/Sephardic Jews: Portugal is calling its “Israeli” community
Sephardic Jews in Portugal

Sephardic Jews: Portugal is calling its “Israeli” community

Sephardic Jews are a distinct Jewish community, of about two million people spread around the world. They are the descendants of the Jewish inhabitants of the Iberian Peninsula, from which they were expelled by the Inquisition, in the early XVI century. Up to this day, they conserve the use of a language of Spanish and Portuguese origin, called the “ladino”, and other cultural traits connecting them to the Peninsula. Portugal was the last country to expel them – both the Portuguese and the Spanish Jews that had already fled from Spain at the end of the XV century. 

Most Sephardic Jews live in Israel, but there are significant communities in France, the United States and other countries. In the XVI century, the Netherlands was one of the states to where they were fleeing; Baruch Spinoza, the philosopher, is one of the most famous Sephardic Jews.

Portugal is granting nationality to Sephardic Jews

In 2015, Portugal issued a law granting citizenship to people who can prove they have Sephardic descent. Out of a desire of historical reparation for the persecution of the XVI century, the law shows other goals: to attract a thriving community, highly educated and usually business-oriented, eventually eager to come to Portugal and to do business. 

According to Portuguese newspaper Expresso, about 90.000 people asked for Portuguese nationality in the first half of 2019. Of those, about 14.000 have done it based on their Sephardic descent. It is the case of the British alternative and folk singer, Ana Silvera, who gave in an interview to a Portuguese newspaper in April, regarding the matter.
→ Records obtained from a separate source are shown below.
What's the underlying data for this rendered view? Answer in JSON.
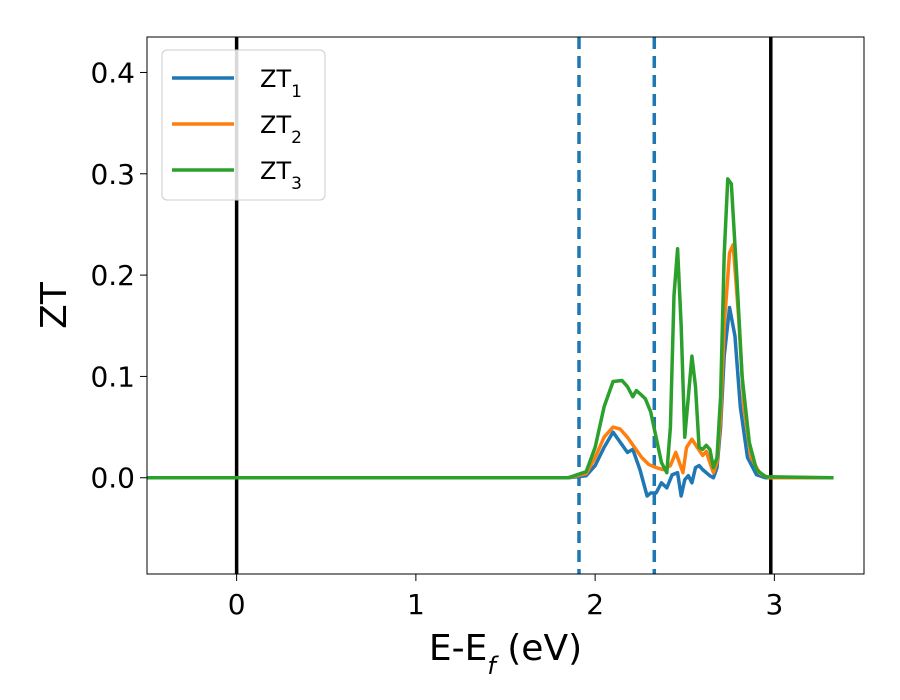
{
  "chart_data": {
    "type": "line",
    "xlabel": "E-E_f (eV)",
    "ylabel": "ZT",
    "xlim": [
      -0.5,
      3.5
    ],
    "ylim": [
      -0.095,
      0.435
    ],
    "xticks": [
      0,
      1,
      2,
      3
    ],
    "yticks": [
      0.0,
      0.1,
      0.2,
      0.3,
      0.4
    ],
    "xtick_labels": [
      "0",
      "1",
      "2",
      "3"
    ],
    "ytick_labels": [
      "0.0",
      "0.1",
      "0.2",
      "0.3",
      "0.4"
    ],
    "grid": false,
    "legend_position": "upper-left",
    "vlines_solid": [
      0.0,
      2.98
    ],
    "vlines_dashed": [
      1.91,
      2.33
    ],
    "series": [
      {
        "name": "ZT_1",
        "color": "#1f77b4",
        "points": [
          [
            -0.5,
            0
          ],
          [
            1.85,
            0
          ],
          [
            1.95,
            0.002
          ],
          [
            2.0,
            0.012
          ],
          [
            2.05,
            0.03
          ],
          [
            2.1,
            0.045
          ],
          [
            2.14,
            0.035
          ],
          [
            2.18,
            0.025
          ],
          [
            2.21,
            0.028
          ],
          [
            2.25,
            0.008
          ],
          [
            2.29,
            -0.018
          ],
          [
            2.31,
            -0.015
          ],
          [
            2.34,
            -0.015
          ],
          [
            2.37,
            -0.005
          ],
          [
            2.4,
            -0.01
          ],
          [
            2.43,
            0.003
          ],
          [
            2.46,
            0.005
          ],
          [
            2.48,
            -0.018
          ],
          [
            2.5,
            -0.002
          ],
          [
            2.52,
            0.002
          ],
          [
            2.54,
            -0.005
          ],
          [
            2.56,
            0.01
          ],
          [
            2.58,
            0.012
          ],
          [
            2.6,
            0.008
          ],
          [
            2.62,
            0.005
          ],
          [
            2.64,
            0.002
          ],
          [
            2.66,
            0.0
          ],
          [
            2.68,
            0.01
          ],
          [
            2.7,
            0.05
          ],
          [
            2.72,
            0.12
          ],
          [
            2.75,
            0.168
          ],
          [
            2.78,
            0.14
          ],
          [
            2.81,
            0.07
          ],
          [
            2.85,
            0.02
          ],
          [
            2.9,
            0.003
          ],
          [
            2.95,
            0.0
          ],
          [
            3.33,
            0
          ]
        ]
      },
      {
        "name": "ZT_2",
        "color": "#ff7f0e",
        "points": [
          [
            -0.5,
            0
          ],
          [
            1.85,
            0
          ],
          [
            1.95,
            0.004
          ],
          [
            2.0,
            0.02
          ],
          [
            2.05,
            0.04
          ],
          [
            2.1,
            0.05
          ],
          [
            2.14,
            0.048
          ],
          [
            2.18,
            0.04
          ],
          [
            2.22,
            0.03
          ],
          [
            2.26,
            0.02
          ],
          [
            2.3,
            0.013
          ],
          [
            2.34,
            0.01
          ],
          [
            2.38,
            0.008
          ],
          [
            2.42,
            0.012
          ],
          [
            2.45,
            0.025
          ],
          [
            2.47,
            0.015
          ],
          [
            2.49,
            0.005
          ],
          [
            2.51,
            0.03
          ],
          [
            2.54,
            0.038
          ],
          [
            2.57,
            0.03
          ],
          [
            2.6,
            0.022
          ],
          [
            2.62,
            0.026
          ],
          [
            2.64,
            0.015
          ],
          [
            2.66,
            0.005
          ],
          [
            2.68,
            0.015
          ],
          [
            2.7,
            0.06
          ],
          [
            2.72,
            0.15
          ],
          [
            2.75,
            0.222
          ],
          [
            2.77,
            0.23
          ],
          [
            2.8,
            0.16
          ],
          [
            2.83,
            0.07
          ],
          [
            2.87,
            0.02
          ],
          [
            2.92,
            0.004
          ],
          [
            2.97,
            0.0
          ],
          [
            3.33,
            0
          ]
        ]
      },
      {
        "name": "ZT_3",
        "color": "#2ca02c",
        "points": [
          [
            -0.5,
            0
          ],
          [
            1.85,
            0
          ],
          [
            1.95,
            0.006
          ],
          [
            2.0,
            0.03
          ],
          [
            2.05,
            0.07
          ],
          [
            2.1,
            0.095
          ],
          [
            2.15,
            0.096
          ],
          [
            2.18,
            0.09
          ],
          [
            2.21,
            0.08
          ],
          [
            2.23,
            0.086
          ],
          [
            2.25,
            0.083
          ],
          [
            2.28,
            0.078
          ],
          [
            2.31,
            0.065
          ],
          [
            2.34,
            0.04
          ],
          [
            2.37,
            0.015
          ],
          [
            2.4,
            0.005
          ],
          [
            2.42,
            0.05
          ],
          [
            2.44,
            0.18
          ],
          [
            2.46,
            0.226
          ],
          [
            2.48,
            0.15
          ],
          [
            2.5,
            0.04
          ],
          [
            2.52,
            0.08
          ],
          [
            2.54,
            0.12
          ],
          [
            2.56,
            0.09
          ],
          [
            2.58,
            0.03
          ],
          [
            2.6,
            0.028
          ],
          [
            2.62,
            0.032
          ],
          [
            2.64,
            0.028
          ],
          [
            2.66,
            0.01
          ],
          [
            2.68,
            0.02
          ],
          [
            2.7,
            0.08
          ],
          [
            2.72,
            0.22
          ],
          [
            2.74,
            0.295
          ],
          [
            2.76,
            0.29
          ],
          [
            2.79,
            0.2
          ],
          [
            2.82,
            0.1
          ],
          [
            2.86,
            0.035
          ],
          [
            2.9,
            0.008
          ],
          [
            2.95,
            0.001
          ],
          [
            3.33,
            0
          ]
        ]
      }
    ]
  }
}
Attracting people and business, based on political stability

There is no reason for Portugal not to open its arms to Sephardic Jews, just as is doing with every other nationality. Needless to say, no one in Portugal bats an eye regarding this issue, which gets few to none media interest. Sephardic Jews have been away from the country for five centuries, and their number is still too small to cause an impact. Anyway, the moment it does, it will be like the British in Algarve and elsewhere – they’ll be regarded positively. Safety and political stability is a great asset, for Sephardi Jews as for anyone else.